Seit 1951 gehörte er der Gesellschaft an und wirkte fast vier Jahrzehnte. Von 1967 bis zum Frühjahr 1989 war er Präsident. "Er hat in dieser Zeit", so Kritzer, "als großartiger Dirigent in einem sehr guten Orchester viel Arbeit und Kraft eingebracht". Karl Serden hat sich überdies für die Heimatgeschichte eingesetzt. Aus seiner Feder stammen viele interessante heimatgeschichtliche Beiträge und ganz besonders die Ortschronik „Ubstadt-Heimat an der Kraich“.

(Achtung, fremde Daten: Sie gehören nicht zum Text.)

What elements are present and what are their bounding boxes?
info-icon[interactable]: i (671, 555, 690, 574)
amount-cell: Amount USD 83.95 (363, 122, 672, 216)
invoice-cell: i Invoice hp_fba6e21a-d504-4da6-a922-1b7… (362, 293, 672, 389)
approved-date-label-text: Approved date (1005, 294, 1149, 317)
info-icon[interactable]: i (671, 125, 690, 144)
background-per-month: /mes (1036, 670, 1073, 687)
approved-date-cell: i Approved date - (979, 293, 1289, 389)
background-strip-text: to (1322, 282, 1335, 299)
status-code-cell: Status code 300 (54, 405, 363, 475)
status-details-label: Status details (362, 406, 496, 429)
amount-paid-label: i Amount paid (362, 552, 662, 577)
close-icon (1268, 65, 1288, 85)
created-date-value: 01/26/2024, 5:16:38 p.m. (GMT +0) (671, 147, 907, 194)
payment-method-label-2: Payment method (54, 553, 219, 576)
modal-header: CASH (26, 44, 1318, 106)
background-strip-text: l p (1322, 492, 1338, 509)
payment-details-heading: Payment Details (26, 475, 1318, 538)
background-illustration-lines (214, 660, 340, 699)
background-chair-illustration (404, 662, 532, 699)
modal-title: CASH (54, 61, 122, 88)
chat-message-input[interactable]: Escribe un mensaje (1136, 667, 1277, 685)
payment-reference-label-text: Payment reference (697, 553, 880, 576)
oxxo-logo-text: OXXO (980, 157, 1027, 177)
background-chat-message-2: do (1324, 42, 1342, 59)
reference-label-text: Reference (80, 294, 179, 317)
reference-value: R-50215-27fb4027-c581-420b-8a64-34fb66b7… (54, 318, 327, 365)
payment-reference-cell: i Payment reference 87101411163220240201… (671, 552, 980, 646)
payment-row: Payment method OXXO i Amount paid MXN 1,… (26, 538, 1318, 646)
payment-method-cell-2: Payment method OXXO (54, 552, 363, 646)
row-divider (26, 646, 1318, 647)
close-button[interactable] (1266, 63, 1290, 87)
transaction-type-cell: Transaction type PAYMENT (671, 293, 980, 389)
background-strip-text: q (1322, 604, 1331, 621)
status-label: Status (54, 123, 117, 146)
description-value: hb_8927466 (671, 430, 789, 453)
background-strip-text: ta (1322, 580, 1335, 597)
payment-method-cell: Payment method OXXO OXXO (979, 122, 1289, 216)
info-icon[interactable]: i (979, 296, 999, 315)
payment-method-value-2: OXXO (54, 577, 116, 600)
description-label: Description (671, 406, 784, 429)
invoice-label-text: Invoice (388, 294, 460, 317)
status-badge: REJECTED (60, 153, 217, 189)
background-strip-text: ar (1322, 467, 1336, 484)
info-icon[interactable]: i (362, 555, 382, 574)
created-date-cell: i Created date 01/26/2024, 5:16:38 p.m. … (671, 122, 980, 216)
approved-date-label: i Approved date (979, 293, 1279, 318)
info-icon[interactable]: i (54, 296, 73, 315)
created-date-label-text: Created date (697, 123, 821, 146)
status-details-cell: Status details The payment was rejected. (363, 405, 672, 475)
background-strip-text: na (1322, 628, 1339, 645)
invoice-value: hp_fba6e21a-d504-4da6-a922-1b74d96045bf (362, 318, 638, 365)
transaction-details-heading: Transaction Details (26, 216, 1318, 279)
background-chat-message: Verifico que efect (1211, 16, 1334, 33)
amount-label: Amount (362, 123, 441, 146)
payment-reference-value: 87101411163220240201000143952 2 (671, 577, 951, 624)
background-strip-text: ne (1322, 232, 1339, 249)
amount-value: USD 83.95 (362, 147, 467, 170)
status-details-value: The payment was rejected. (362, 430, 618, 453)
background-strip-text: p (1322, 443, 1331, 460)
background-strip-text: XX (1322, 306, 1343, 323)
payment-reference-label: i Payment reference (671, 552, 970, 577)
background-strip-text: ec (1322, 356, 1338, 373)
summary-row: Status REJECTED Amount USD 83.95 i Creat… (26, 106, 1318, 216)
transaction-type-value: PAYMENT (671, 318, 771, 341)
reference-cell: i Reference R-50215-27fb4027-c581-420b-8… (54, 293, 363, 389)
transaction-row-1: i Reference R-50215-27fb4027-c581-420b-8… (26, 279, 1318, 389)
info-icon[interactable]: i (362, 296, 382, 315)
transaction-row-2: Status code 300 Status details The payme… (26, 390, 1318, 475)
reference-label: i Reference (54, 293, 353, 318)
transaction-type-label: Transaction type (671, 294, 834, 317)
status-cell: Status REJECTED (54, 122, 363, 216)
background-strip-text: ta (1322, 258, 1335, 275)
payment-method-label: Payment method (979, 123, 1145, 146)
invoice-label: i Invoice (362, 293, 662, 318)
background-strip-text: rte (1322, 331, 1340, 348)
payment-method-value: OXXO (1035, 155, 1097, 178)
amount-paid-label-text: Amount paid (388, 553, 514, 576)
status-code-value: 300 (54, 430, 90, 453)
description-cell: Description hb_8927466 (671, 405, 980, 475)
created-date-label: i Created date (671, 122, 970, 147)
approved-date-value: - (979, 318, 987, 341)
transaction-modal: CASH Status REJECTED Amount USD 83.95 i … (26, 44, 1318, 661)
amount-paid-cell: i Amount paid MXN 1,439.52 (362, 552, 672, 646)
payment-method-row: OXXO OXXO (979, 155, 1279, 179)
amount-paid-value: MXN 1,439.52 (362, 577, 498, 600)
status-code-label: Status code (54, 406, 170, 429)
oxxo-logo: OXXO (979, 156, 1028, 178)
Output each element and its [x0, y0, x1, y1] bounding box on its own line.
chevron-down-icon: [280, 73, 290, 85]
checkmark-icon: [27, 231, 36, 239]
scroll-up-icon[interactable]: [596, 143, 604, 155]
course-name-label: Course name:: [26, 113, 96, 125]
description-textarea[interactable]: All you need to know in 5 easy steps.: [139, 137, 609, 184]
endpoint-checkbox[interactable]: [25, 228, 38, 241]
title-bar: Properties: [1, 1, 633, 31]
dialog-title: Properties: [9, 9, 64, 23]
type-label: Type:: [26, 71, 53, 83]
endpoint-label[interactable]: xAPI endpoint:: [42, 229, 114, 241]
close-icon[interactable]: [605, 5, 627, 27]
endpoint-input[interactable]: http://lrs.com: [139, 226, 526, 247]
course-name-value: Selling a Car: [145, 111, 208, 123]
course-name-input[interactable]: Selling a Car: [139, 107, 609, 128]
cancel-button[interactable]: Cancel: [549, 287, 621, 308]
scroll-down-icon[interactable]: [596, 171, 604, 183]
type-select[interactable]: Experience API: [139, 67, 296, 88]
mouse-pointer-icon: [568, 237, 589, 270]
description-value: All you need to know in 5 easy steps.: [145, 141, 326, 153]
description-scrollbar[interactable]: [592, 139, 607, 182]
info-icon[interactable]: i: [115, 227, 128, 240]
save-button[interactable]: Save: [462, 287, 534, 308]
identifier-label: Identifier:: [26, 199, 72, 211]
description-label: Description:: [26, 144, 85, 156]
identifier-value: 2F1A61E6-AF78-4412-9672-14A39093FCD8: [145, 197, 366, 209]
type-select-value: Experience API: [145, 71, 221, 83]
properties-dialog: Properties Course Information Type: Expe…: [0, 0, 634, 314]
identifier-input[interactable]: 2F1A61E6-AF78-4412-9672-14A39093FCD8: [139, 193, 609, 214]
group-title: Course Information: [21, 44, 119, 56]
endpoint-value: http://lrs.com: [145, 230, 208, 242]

Nach einer überaus erfolgreichen Kampagne wählte die
Generalversammlung der Fastnachtsgesellschaft Elferrat 1992 ein neues
Präsidium.
Norbert Eiser seit 1989 Präsident der Gesellschaft trat aus
gesundheitlichen Gründen ab. Ihm folgte sein bisheriger Vize Helmut
Konrad im Amt des Fastnachtspräsidenten nach. Vize Präsident wurde
Helmut Dusek. Ende 1994 fiel eine wichtige Entscheidung in der neueren
Vereinsgeschichte. Die Gemeinde stellte uns Gelände zur Verfügung und
wir bauten ein Vereinsheim. Dies war eine echte Herausforderung für
uns. Dass wir diese Aufgabe mit Bravour lösten, bestätigten uns alle
Experten beim Tag der offenen Tür am 11. und 12. April 1997.
Nach Fertigstellung des Vereinsheimes bat Präsident Helmut Konrad
(1989-1992 Vize, 1992-1997 Präsident und seit 1992 bis heute
Sitzungspräsident) um eine kleine Verschnaufpause.
Vizepräsident Helmut Dusek übernahm das Amt des Präsidenten und Werner
Weindel wurde für zwei Jahre zum Vizepräsidenten gewählt. 1999 war
Helmut Konrad wieder bereit, das Amt, aber nur als Vizepräsident zu
übernehmen.
So führte das Duo Helmut und Helmut bereits 12 Jahre gemeinsam mit
ihren fleißigen Mitstreitern den Verein. In den letzten Jahren ist ein
Team aus jungen Fasenachtern und Aktiven entstanden, das es immer wieder
versteht, bei den Prunksitzungen durch ein bunt gemischtes Programm die
Gäste zu begeistern.
Ein Highlight in der Kampagne ist natürlich
auch am Fasnachtsdienstag der „Zug der Gaudi“. Er ist nicht nur einer
der traditionsreichsten Faschingsumzüge im Kraichgau, sondern auch einer
der ideenreichsten und schwungvollsten.
"Wenn er sich durch die bunt dekorierten Strassen schlängelt, stimmt
alles",schreibt die „Badische Neuesten Nachrichten“. Verantwortlich für
dieses närrische Treiben ist Zugmarschall Rüdiger Nau und sein Team.
Die Mitgliederzahl hat sich in den letzten 12 Jahren verdoppelt auf 332
und die Anzahl der aktiven Jugendlichen ist auf über 50 angestiegen.
Der Elferrat wird auch künftig dafür eintreten, dass es im Bereich von
Ubstadt-Weiher, Diesseits und Jenseits der Kraich, die frohe Laune als
erstrebenswerter Wunsch erhalten und bestehen bleibt.